You're reading: Both sides refuse to withdraw heavy weapons as Ukraine cease-fire fails

Ukraine's military spokesperson shattered remaining hopes for peace in the country's embattled Donbas region this morning when he announced that Ukrainian forces would not be withdrawing its heavy weapons today in line with the Feb. 12 Minsk agreement. The separatist leadership also said it planned to keep its big guns in place for now.


Lt. Colonel Andriy Lysenko, the spokesman for Ukraine’s military, said that continued
separatist and Russian artillery and rocket attacks were preventing a planned
Ukrainian withdrawal, adding that the Feb. 15 cease-fire had not come into
effect.

“Heavy
weapons can only be withdrawn after the first point of the Minsk agreements – a
cease-fire – is fulfilled,” Lysenko told Interfax news agency. “As far as I
know, there has been shelling in the past 24 hours. That is why fire has not
been ceased, and so far, there are no prerequisites to withdraw heavy
weapons,” he said. According to Lysenko,
five Ukrainian servicemen had been killed and nine wounded in past 24 hours.

Despite the
cease-fire agreement, Russian and pro-Russian separatist forces have continued
an all-out assault on the strategic road and railway town of Debaltseve, where
several thousand besieged Ukrainian troops cling on in isolated dug-outs and
shot-up buildings surrounded by hostile forces.

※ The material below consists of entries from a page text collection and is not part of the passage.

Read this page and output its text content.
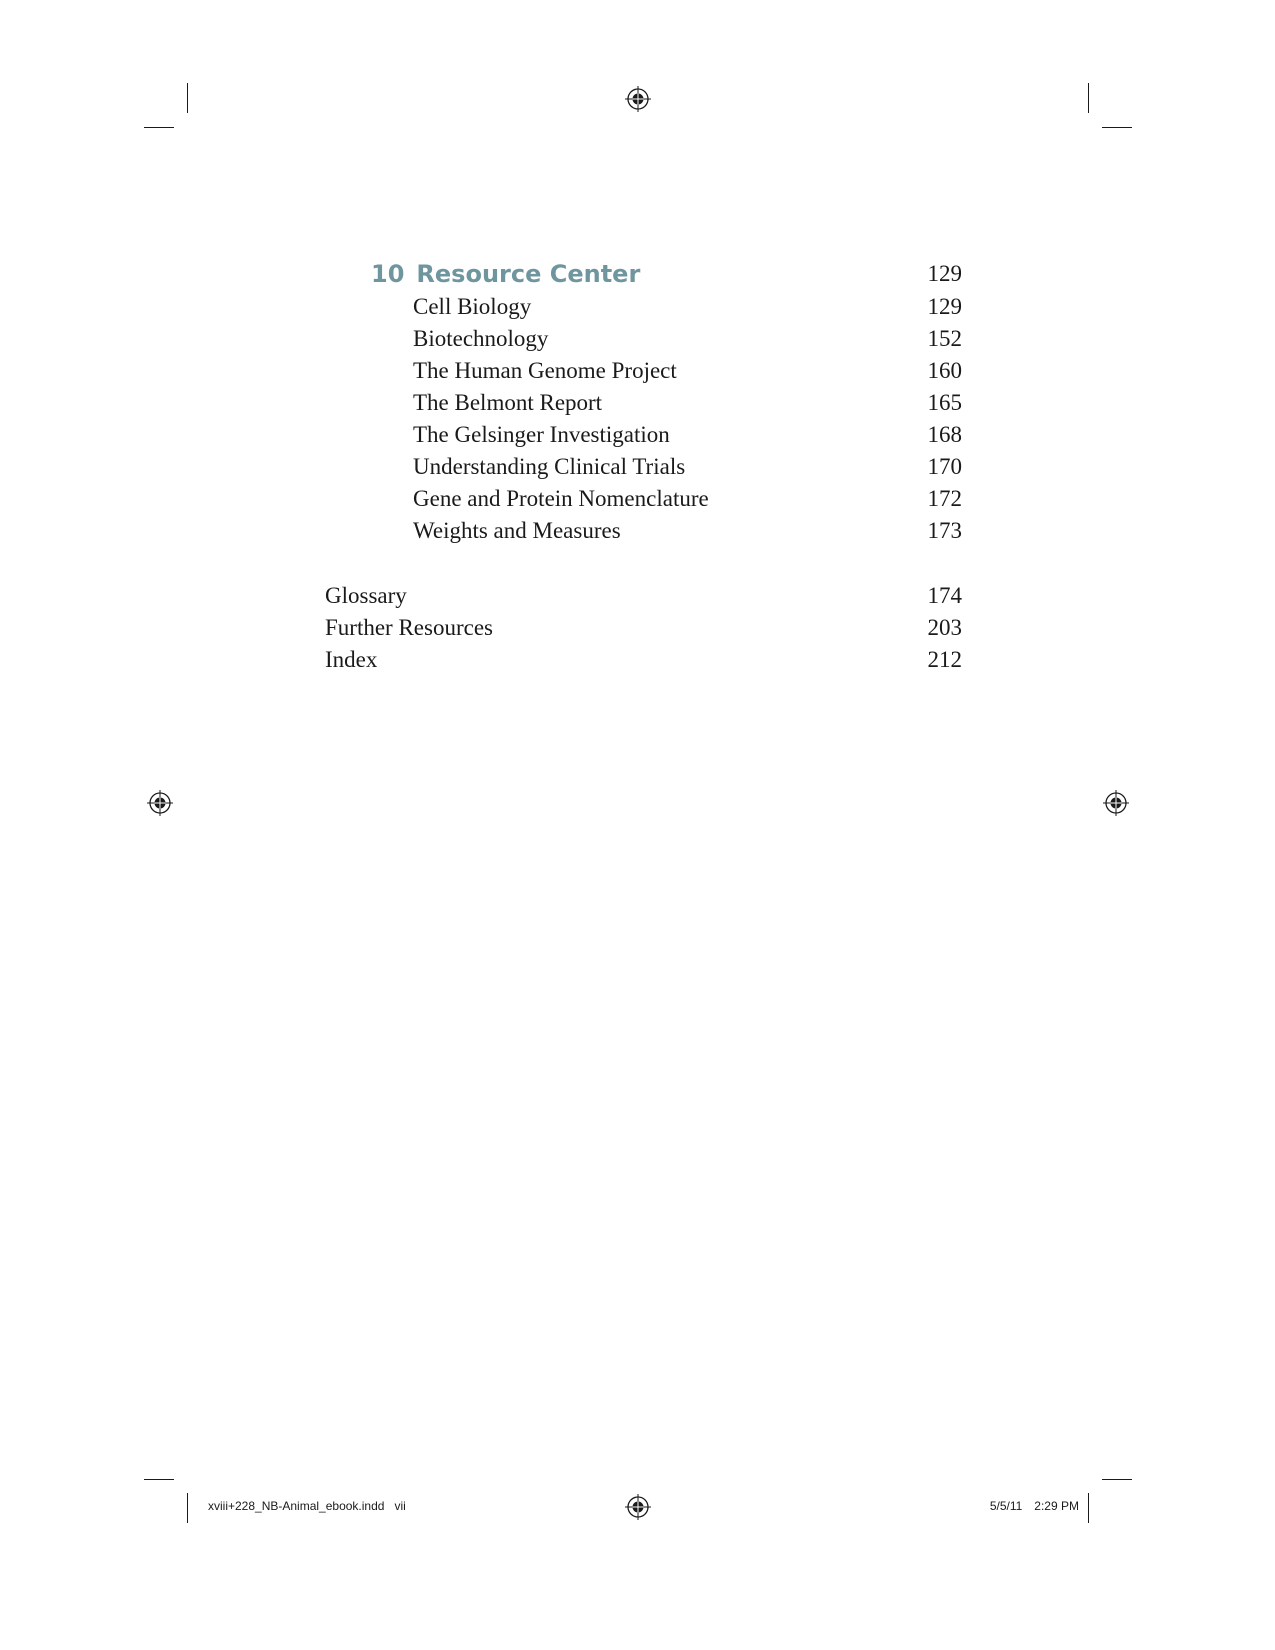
10 Resource Center	129
Cell Biology	129
Biotechnology	152
The Human Genome Project	160
The Belmont Report	165
The Gelsinger Investigation	168
Understanding Clinical Trials	170
Gene and Protein Nomenclature	172
Weights and Measures	173
Glossary	174
Further Resources	203
Index	212
xviii+228_NB-Animal_ebook.indd vii	5/5/11 2:29 PM
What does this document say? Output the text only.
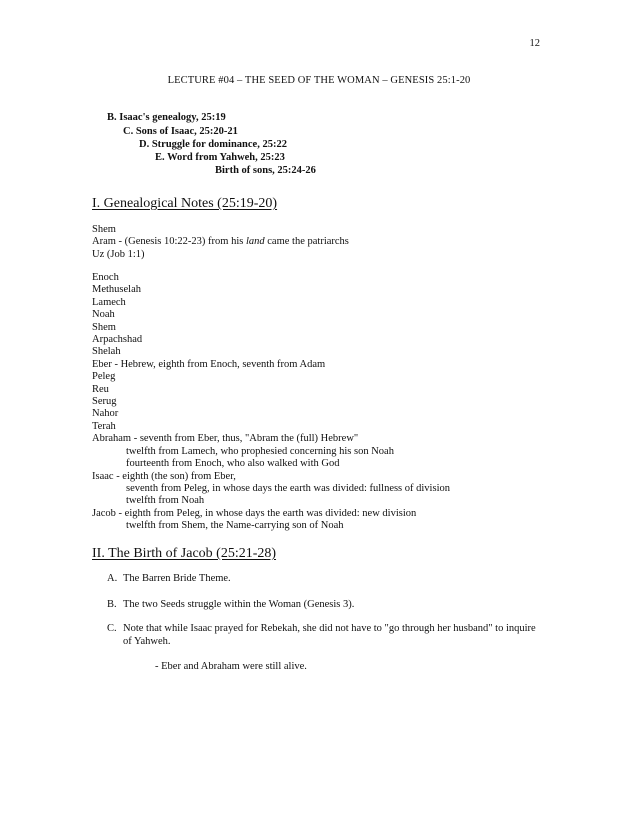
12
LECTURE #04 – THE SEED OF THE WOMAN – GENESIS 25:1-20
B. Isaac's genealogy, 25:19
C. Sons of Isaac, 25:20-21
D. Struggle for dominance, 25:22
E. Word from Yahweh, 25:23
Birth of sons, 25:24-26
I. Genealogical Notes (25:19-20)
Shem
Aram - (Genesis 10:22-23) from his land came the patriarchs
Uz (Job 1:1)
Enoch
Methuselah
Lamech
Noah
Shem
Arpachshad
Shelah
Eber - Hebrew, eighth from Enoch, seventh from Adam
Peleg
Reu
Serug
Nahor
Terah
Abraham - seventh from Eber, thus, "Abram the (full) Hebrew"
twelfth from Lamech, who prophesied concerning his son Noah
fourteenth from Enoch, who also walked with God
Isaac - eighth (the son) from Eber,
seventh from Peleg, in whose days the earth was divided: fullness of division
twelfth from Noah
Jacob - eighth from Peleg, in whose days the earth was divided: new division
twelfth from Shem, the Name-carrying son of Noah
II. The Birth of Jacob (25:21-28)
A. The Barren Bride Theme.
B. The two Seeds struggle within the Woman (Genesis 3).
C. Note that while Isaac prayed for Rebekah, she did not have to "go through her husband" to inquire
of Yahweh.
- Eber and Abraham were still alive.
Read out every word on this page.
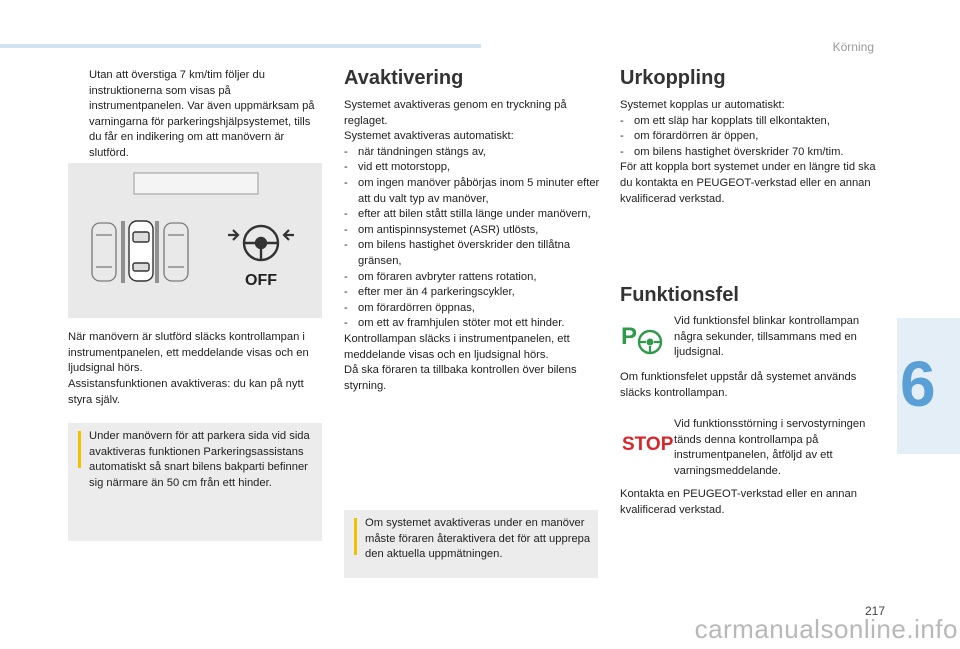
Körning
6
Utan att överstiga 7 km/tim följer du instruktionerna som visas på instrumentpanelen. Var även uppmärksam på varningarna för parkeringshjälpsystemet, tills du får en indikering om att manövern är slutförd.
OFF
När manövern är slutförd släcks kontrollampan i instrumentpanelen, ett meddelande visas och en ljudsignal hörs.
Assistansfunktionen avaktiveras: du kan på nytt styra själv.
Under manövern för att parkera sida vid sida avaktiveras funktionen Parkeringsassistans automatiskt så snart bilens bakparti befinner sig närmare än 50 cm från ett hinder.
Avaktivering

Systemet avaktiveras genom en tryckning på reglaget.

Systemet avaktiveras automatiskt:

- när tändningen stängs av,
- vid ett motorstopp,
- om ingen manöver påbörjas inom 5 minuter efter att du valt typ av manöver,
- efter att bilen stått stilla länge under manövern,
- om antispinnsystemet (ASR) utlösts,
- om bilens hastighet överskrider den tillåtna gränsen,
- om föraren avbryter rattens rotation,
- efter mer än 4 parkeringscykler,
- om förardörren öppnas,
- om ett av framhjulen stöter mot ett hinder.

Kontrollampan släcks i instrumentpanelen, ett meddelande visas och en ljudsignal hörs.

Då ska föraren ta tillbaka kontrollen över bilens styrning.

Om systemet avaktiveras under en manöver måste föraren återaktivera det för att upprepa den aktuella uppmätningen.
Urkoppling

Systemet kopplas ur automatiskt:

- om ett släp har kopplats till elkontakten,
- om förardörren är öppen,
- om bilens hastighet överskrider 70 km/tim.

För att koppla bort systemet under en längre tid ska du kontakta en PEUGEOT-verkstad eller en annan kvalificerad verkstad.

Funktionsfel
P
Vid funktionsfel blinkar kontrollampan några sekunder, tillsammans med en ljudsignal.
Om funktionsfelet uppstår då systemet används släcks kontrollampan.
STOP
Vid funktionsstörning i servostyrningen tänds denna kontrollampa på instrumentpanelen, åtföljd av ett varningsmeddelande.
Kontakta en PEUGEOT-verkstad eller en annan kvalificerad verkstad.
217
carmanualsonline.info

Senior insurgent leader Denis Pushylin
told Reuters news agency that pro-Russian militants will continue the fight for
Debaltseve.

“We do
not have the right (to stop fighting for Debaltseve). It’s even a moral thing.
It’s internal territory,” Pushilin was quoted as saying.

“We
have to respond to fire, to work on destroying the enemy’s fighting
positions.”

He also
said heavy artillery will stay put for now: “We are ready at any time, we
have everything ready for a mutual withdrawal. We will not do anything
unilaterally – that would make our soldiers targets.”

Fighting
had evidently reached close quarters yesterday, when bruised and battered
Ukrainian prisoners of war in the area were paraded on Russian television. The
soldiers said that, cut off from food and ammunition supplies, they had no
option other than to surrender.

Reporters
on the separatist side of the lines filmed Russian T72BR3 tanks outside
Debaltseve and heavy artillery and small arms fire in the villages surrounding
it.

With overwhelming evidence of Russia’s involvement now in the public
domain, the EU finally acknowledged Russia’s direct involvement in the fighting
late on Feb. 16, including three Russian officials on its sanctions list for
their role in deploying and commanding Russian troops in Ukraine.

In its
official journal the bloc announced it was placing restrictive measures on
Russian deputy defence ministers Anatoly Antonov and Arkady Bakhin for being
“involved in supporting the deployment of Russian troops
in Ukraine
“, and
listed Andrei Kartapolov, a senior Russian military commander, for being
“involved in shaping and implementing the military campaign of the Russian
forces in Ukraine”.

Even before
the truce came into effect Russian President Vladimir Putin and separatist
leaders had demanded Ukrainian troops at Debaltseve surrender, with separatists
vowing to kill any that tried to break out of their encirclement.

“Of
course we can open fire (on Debaltseve). It is our territory,” Eduard
Basurin, the Donetsk People’s Republic “ deputy Minister for Defense” told
Reuters news agency just hours after the cease-fire’s introduction.

OSCE
monitors trying to reach the town have so far been prevented by separatist
forces from doing so, prompting a conference call between Petro Poroshenko,
Angela Merkel and Putin earlier today. A statement issued by the German
government said that the three leaders had agreed specific steps to ensure
access for the OSCE observers.

“In
connection with the situation in Debaltseve, where starting from February 15 a
comprehensive cease-fire has not been established, the parties agreed on
specific steps that will enable the OSCE to monitor the situation in the
area,” the German government said.

The Feb. 15
cease-fire announcement had bought a brief respite for some areas of the front,
but fighting was already beginning to spread along the contact lines by Feb.
17, with Ukraine’s armed forces recording Grad rocket and mortar attacks on the
towns of Novotoshkivske and Zolote in Luhansk Oblast, some 50 kilometres from
Debaltseve.

By midday
on Feb. 17 the Trilateral Contact Group, consisting of senior representatives
of Ukraine, the Russian Federation and the OSCE Chairperson-in-Office were
scrambling to revive the abortive peace deal, holding a lengthy
video-conference to discuss the situation.